The number of variables and clauses could be roughly estimated by: We have $2n$ variables for $x_{n-1}$ to $x_0$ and $y_{n-1}$ to $y_0$. This yields $n^2$ variables for each combination. Further, an addition yields two new variables and reduces the amount summands (mostly) by $-1$. The $n^2$ are reduced until $\approx 2n$ remain. Therefore we need $n^2-2n = n(n-2)$ additions, hence we get $2n(n-2)$ variables this way. So in total we have $$\#\text{vars} = 2n + n^2 + 2n(n-2) = 3n^2 - 2n \in \mathcal{O}(n^2)$$

The number of clauses could be roughly estimated by: From the $n^2$ variables that result from the "and" equations we get $3n^2$ clauses. We have $\epsilon$ variables that come from the $+$ equations with $2$ summands and $(1-\epsilon)$ variables that come from the $+$ equations with $3$ summands. In total this are $n(n-2)$. Thus we get
$$\begin{align*} \#\text{clauses}\;&3n^2 + 10\epsilon n(n-2) + 14(1-\epsilon) n(n-2) \\ = & 3n^2 + 10\epsilon n^2 - 20\epsilon n + 14(1-\epsilon) n^2 - 28(1-\epsilon) n \\ = & 3n^2 + 10\epsilon n^2 - 20\epsilon n + 14n^2 - 14\epsilon n^2 - 28n + 28\epsilon n \\ = & 17n^2 - 4\epsilon n^2 + 8\epsilon n - 28n \\ \end{align*}$$
For $\epsilon = 0$ we have $\#\text{clauses} = 17n^2 - 28n$ and for $\epsilon = 1$ we have $\#\text{clauses} = 13n^2 - 20n$.
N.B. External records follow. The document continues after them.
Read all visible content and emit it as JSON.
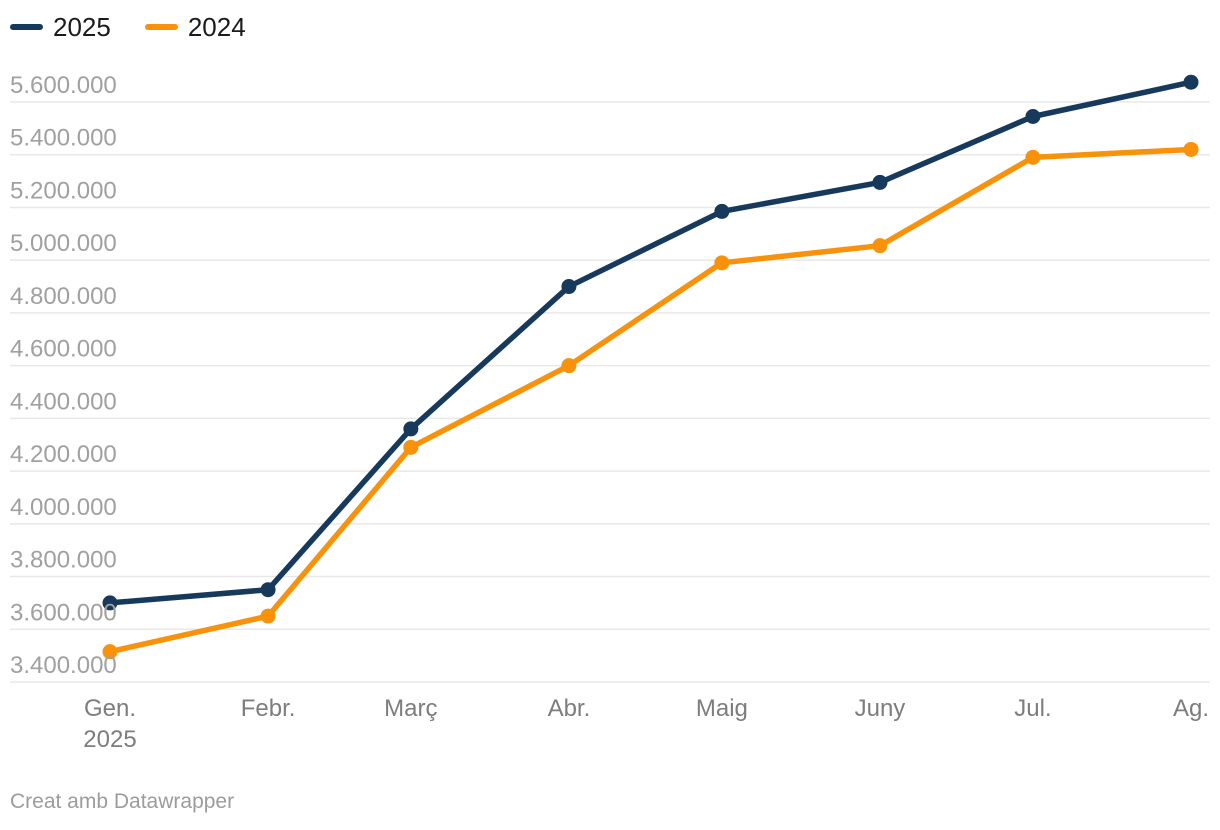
{
  "legend": {
    "items": [
      {
        "label": "2025",
        "color": "#173a5c"
      },
      {
        "label": "2024",
        "color": "#f8920b"
      }
    ]
  },
  "chart_data": {
    "type": "line",
    "x": [
      "Gen. 2025",
      "Febr.",
      "Març",
      "Abr.",
      "Maig",
      "Juny",
      "Jul.",
      "Ag."
    ],
    "x_tick_lines": [
      [
        "Gen.",
        "2025"
      ],
      [
        "Febr."
      ],
      [
        "Març"
      ],
      [
        "Abr."
      ],
      [
        "Maig"
      ],
      [
        "Juny"
      ],
      [
        "Jul."
      ],
      [
        "Ag."
      ]
    ],
    "series": [
      {
        "name": "2025",
        "color": "#173a5c",
        "values": [
          3700000,
          3750000,
          4360000,
          4900000,
          5185000,
          5295000,
          5545000,
          5675000
        ]
      },
      {
        "name": "2024",
        "color": "#f8920b",
        "values": [
          3515000,
          3650000,
          4290000,
          4600000,
          4990000,
          5055000,
          5390000,
          5420000
        ]
      }
    ],
    "ylim": [
      3400000,
      5600000
    ],
    "ytick_step": 200000,
    "ytick_labels": [
      "3.400.000",
      "3.600.000",
      "3.800.000",
      "4.000.000",
      "4.200.000",
      "4.400.000",
      "4.600.000",
      "4.800.000",
      "5.000.000",
      "5.200.000",
      "5.400.000",
      "5.600.000"
    ],
    "grid": "horizontal",
    "legend_position": "top-left",
    "colors": {
      "gridline": "#e8e8e8",
      "ytick_label": "#a0a0a0",
      "xtick_label": "#7d7d7d"
    }
  },
  "footer": {
    "credit": "Creat amb Datawrapper"
  }
}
Phase Transition. The phase transition for SAT tells how the ratio of clauses and variables of a formula is related to the satisfiability of the formula. For a ratio between $$3.5 < \frac{\#\text{clauses}}{\#\text{variables}} < 4.5$$ SAT instances are mostly hard.  For larger ratios they are nearly always non satisfiable and a smaller ratio gives formulas that can be easily satisfied.
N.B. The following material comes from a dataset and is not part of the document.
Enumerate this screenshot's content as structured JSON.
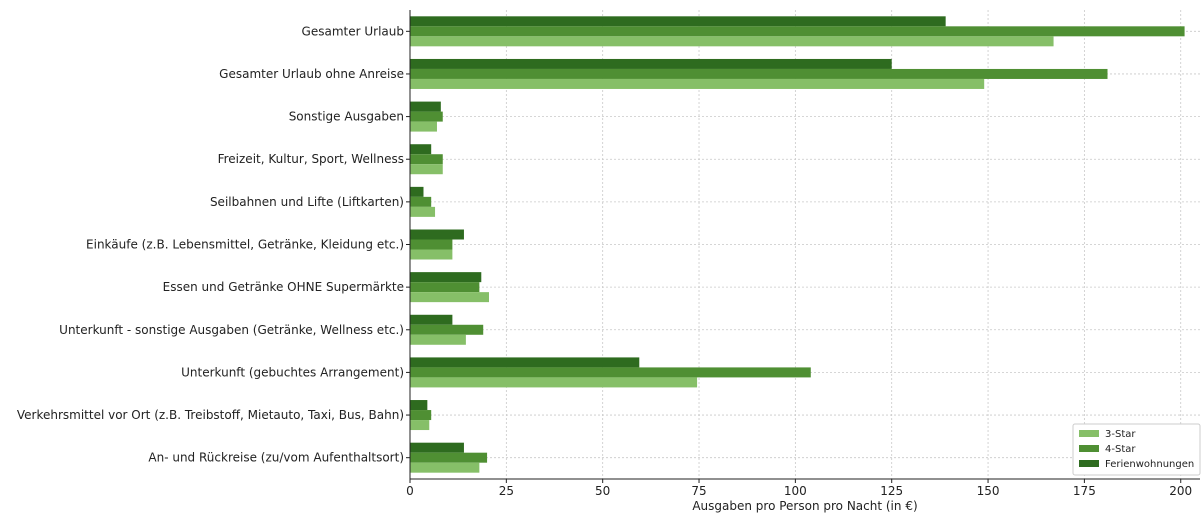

In the case of the factoring approach shown above, we have $\#\text{vars} = 3n^2 - 2n$ and $\#\text{clauses} = 13n^2 - 20n$ or $\#\text{clauses} = 17n^2 - 28n$ respectively. If we neglect the small linear terms we get the ratio:
$$\begin{equation} 4.3 \leq \frac{13n^2 }{3n^2}  \leq \frac{17n^2}{3n^2 } \leq 5.6 \end{equation}$$
which shows, that the resulting SAT instances will probably be hard. Note that such a created instance is always satisfiable.